Martens ended up weighing just four fish for 7 pounds and dropping to 3rd.

Pattern Notes

Lane said the cut in Taylor Bayou that he shared with Martens, Grigsby, 2013 Sabine winner Todd Faircloth and Elite Series newcomer Micah Frazier was deeper (about 3 feet in the middle) and wider (maybe 80 feet) than most in the vicinity. Its primary fish-holding features were hard banks lined with cattails.

"You could see it changing with the water going up (on day 3)," he said. "The tide was supposed to be going out, but with all that rain the level was still rising. It still had a hard bank when I left on Saturday, but by the 4th day there was no bank anymore.

"When the bank went underwater, those fish could go anywhere."

He said the flipping style he employed was more finesse-oriented than the standard heavy-cover technique.

"With the lighter weight, the bait seemed to go down where I wanted it to. With a heavier weight, it would've pulled back toward me a little bit."
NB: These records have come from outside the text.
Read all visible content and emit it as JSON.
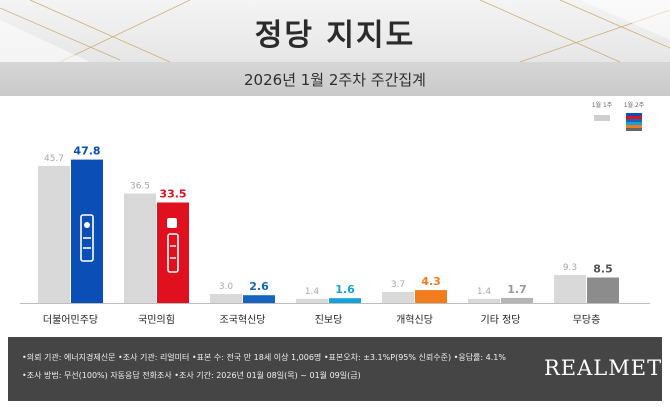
{
  "header": {
    "title": "정당 지지도",
    "subtitle": "2026년 1월 2주차 주간집계"
  },
  "legend": {
    "prev_label": "1월 1주",
    "cur_label": "1월 2주",
    "cur_swatch_colors": [
      "#0b4fb6",
      "#e1101f",
      "#1565c0",
      "#18a0d8",
      "#f07c1e",
      "#666666"
    ]
  },
  "chart_data": {
    "type": "bar",
    "categories": [
      "더불어민주당",
      "국민의힘",
      "조국혁신당",
      "진보당",
      "개혁신당",
      "기타 정당",
      "무당층"
    ],
    "series": [
      {
        "name": "1월 1주",
        "values": [
          45.7,
          36.5,
          3.0,
          1.4,
          3.7,
          1.4,
          9.3
        ],
        "color": "#d9d9d9"
      },
      {
        "name": "1월 2주",
        "values": [
          47.8,
          33.5,
          2.6,
          1.6,
          4.3,
          1.7,
          8.5
        ],
        "colors": [
          "#0b4fb6",
          "#e1101f",
          "#1565c0",
          "#18a0d8",
          "#f07c1e",
          "#b5b5b5",
          "#8c8c8c"
        ]
      }
    ],
    "value_label_colors": [
      "#0b4fb6",
      "#e1101f",
      "#1565c0",
      "#18a0d8",
      "#f07c1e",
      "#9a9a9a",
      "#555555"
    ],
    "xlabel": "",
    "ylabel": "",
    "ylim": [
      0,
      50
    ],
    "grid": false,
    "legend_position": "top-right"
  },
  "footer": {
    "line1": "•의뢰 기관: 에너지경제신문 •조사 기관: 리얼미터 •표본 수: 전국 만 18세 이상 1,006명 •표본오차: ±3.1%P(95% 신뢰수준) •응답률: 4.1%",
    "line2": "•조사 방법: 무선(100%) 자동응답 전화조사 •조사 기간: 2026년 01월 08일(목) ~ 01월 09일(금)",
    "brand": "REALMETER"
  }
}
He couldn't see any of the fish, but could often detect their presence by observing the wakes they made or seeing a reed move.

"Sometimes I'd pitch in there and see movement and wonder if (the fish) was going to bite the bait. Then I'd hop it a little and they'd smoke it."

Winning Gear Notes

> Flipping gear: 7'4" medium-heavy Bass Pro Shops Johnny Morris CarbonLite rod, BPS Johnny Morris CarbonLite casting reel (6.4:1 ratio), 50-pound Stren Braid line, 1/4-ounce BPS XPS tungsten weight, 5/0 BPS XPS flipping hook, prototype Luck-E-Strike Live Motion Drop Dead Craw (black/blue or black/red).

> Black/blue was his primary bait color and he brought 25 of them to the tournament, but had run out by the end of day 3 and had to switch to black/red.

The Bottom Line

> Main factor in his success – "Catching those two fish late on Saturday afternoon. That was so key for me going back there with confidence the next day."

> Performance edge – "Power-Poles. Those things went up and down and up and down and up and down all day long. In such skinny water, those fish would get spooked by a trolling motor. I could go slowly down a bank and then just pole down whenever I needed to."